Background: Serum creatinine and albuminuria fail in terms of sensitivity and specifity as prognostic biomarkers for monitoring renal damage and the progression to diabetic nephropathy. C-terminal agrin fragment (CAF, 22 kDa) is a promising new biomarker for kidney function. This study evaluated the usefulness of CAF as a biomarker for diabetic nephropathy in type 2 diabetes patients.

Methods: CAF serum and urine levels were assessed by ELISA in a cross-sectional setting in 138 patients with type 2 diabetes with diabetic nephropathy and 26 healthy controls. Associations of CAF with renal function and metabolic markers were studied.

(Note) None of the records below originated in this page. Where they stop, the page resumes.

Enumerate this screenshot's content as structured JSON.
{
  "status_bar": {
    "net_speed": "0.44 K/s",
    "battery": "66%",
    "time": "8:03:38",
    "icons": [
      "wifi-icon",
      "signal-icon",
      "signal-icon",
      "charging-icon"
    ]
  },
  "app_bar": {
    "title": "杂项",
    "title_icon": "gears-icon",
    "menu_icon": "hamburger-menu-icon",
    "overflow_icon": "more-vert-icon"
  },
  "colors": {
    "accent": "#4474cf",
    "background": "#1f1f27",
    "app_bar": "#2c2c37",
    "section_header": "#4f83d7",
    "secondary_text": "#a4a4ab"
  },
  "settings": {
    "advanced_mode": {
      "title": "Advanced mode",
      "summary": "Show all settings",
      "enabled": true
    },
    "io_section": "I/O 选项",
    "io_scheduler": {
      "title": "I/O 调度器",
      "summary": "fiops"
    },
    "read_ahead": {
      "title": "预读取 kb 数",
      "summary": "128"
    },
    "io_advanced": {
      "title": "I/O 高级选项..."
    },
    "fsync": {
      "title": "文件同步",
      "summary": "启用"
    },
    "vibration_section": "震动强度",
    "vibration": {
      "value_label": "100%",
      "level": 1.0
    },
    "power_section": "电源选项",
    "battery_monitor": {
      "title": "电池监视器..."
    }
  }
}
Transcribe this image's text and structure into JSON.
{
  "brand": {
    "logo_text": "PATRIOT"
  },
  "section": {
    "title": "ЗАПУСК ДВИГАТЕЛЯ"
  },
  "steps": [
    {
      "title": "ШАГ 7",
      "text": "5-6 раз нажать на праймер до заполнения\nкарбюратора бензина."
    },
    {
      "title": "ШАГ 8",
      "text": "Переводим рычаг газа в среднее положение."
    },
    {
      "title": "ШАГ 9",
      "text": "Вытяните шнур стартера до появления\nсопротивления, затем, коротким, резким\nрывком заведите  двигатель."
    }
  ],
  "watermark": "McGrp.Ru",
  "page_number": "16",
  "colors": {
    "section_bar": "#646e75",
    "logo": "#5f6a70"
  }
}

Results: CAF serum levels significantly correlated with creatinine

(r = 0.56) and with estimated GFR (r =-0.65). Diabetes patients with advanced renal failure (stages 2+3) showed significantly higher serum CAF values compared to patients with stage 1 (63.8pM vs. 95.0pM vs. 128.4pM; p < 0.001). Patients with macroalbuminuria had significant higher serum CAF levels compared to patients with normalbuminuria or microalbuminuria (80.4pM vs. 76.1pM vs. 108.1pM; p < 0.01). Multivariable linear regression analysis showed significant independent associations of increased CAF levels with decreased estimated GFR (β=-0.60, T =-9.1, p < 0.001). Multivariable linear regression analysis showed a highly significant positive association of urinary CAF with urinary high molecular adiponectin excretion (β= 0.63, T = 7.2, p < 0.001), a novel marker for metabolic renal damage.

Conclusions: Serum CAF could be a valuable biomarker of renal function while urinary CAF could be an indicator of the degree renal damage Future prospective studies will have to clarify the importance of CAF for the prediction of renal events.